正極(プラス極)側にたどり着いた電子は、硫酸銅(Ⅱ)水溶液中の銅イオンと結合して、銅に変化するのです。この銅は、銅板表面に析出しますよ。これと同時に、硫酸銅(Ⅱ)水溶液中の硫酸イオンは、素焼き板を通って、負極(マイナス極)へと移動しますね

素焼き板を通るイオンがどれであるかを判断する部分が、難しいと感じるかもしれません。その場合は、正極(プラス極)側と負極(マイナス極)側の電荷がそれぞれゼロとなるために、どのイオンが移動すればよいかを考えましょう

このような反応が次々とおこることで、負極(マイナス極)から正極(プラス極)へと電子が流れます。電流の向きと電子の流れの向きが逆向きであることを考慮すると、正極(プラス極)から負極(マイナス極)へ電流が流れていることが理解できますよね。また、ダニエル電池のように、電子の授受によって進行する反応を酸化還元反応と言います。

ダニエル電池を長持ちさせるには?

電池を使うとき、より長い時間電流を流すことができると便利ですよね。では、ダニエル電池の放電時間をより長くする方法を考えてみましょう。先ほど、負極(マイナス極)では亜鉛がイオン化し、正極(プラス極)では銅イオンと電子が結合することを学びました。

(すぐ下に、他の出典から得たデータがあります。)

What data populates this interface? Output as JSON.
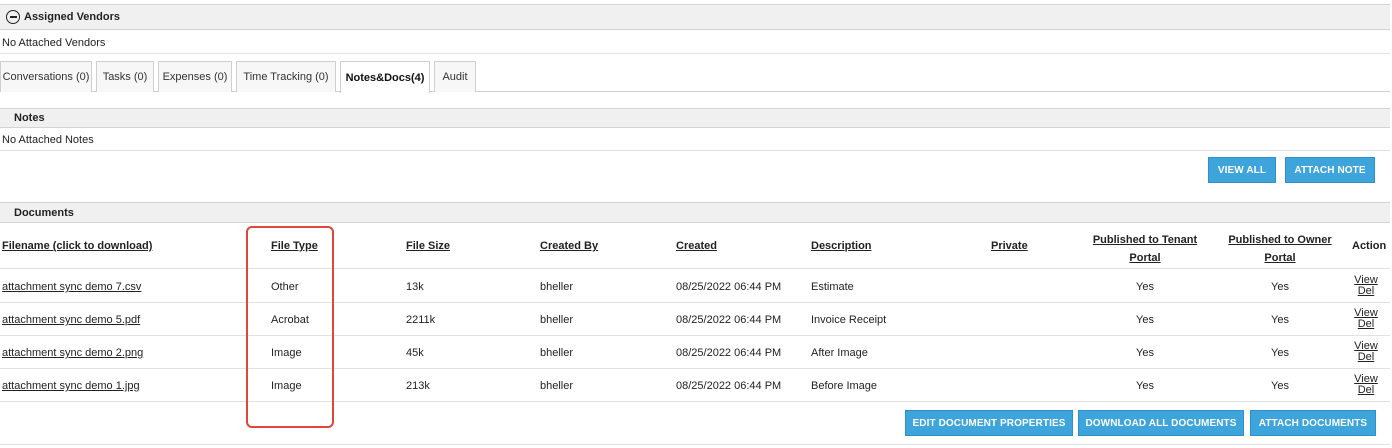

このことから、負極(マイナス極)側には亜鉛イオンが飛び出すスペースが必要で、正極(プラス極)側には銅イオンを十分供給することができる余裕が必要であるとわかりますよね。ですから、ダニエル電池を長持ちさせるためには、硫酸亜鉛水溶液の濃度を小さくして、硫酸銅(Ⅱ)水溶液の濃度を大きくすればよいのです。

\次のページで「濃淡電池とは?」を解説!/

濃淡電池とは?

ダニエル電池は、正極板と負極板に異なる金属を用いています。では、正極板と負極板に同じ金属を用いた場合、どのようになるでしょうか?イオン化傾向や標準電極電位の理論に基づくと、起電力はゼロになるはずですよね。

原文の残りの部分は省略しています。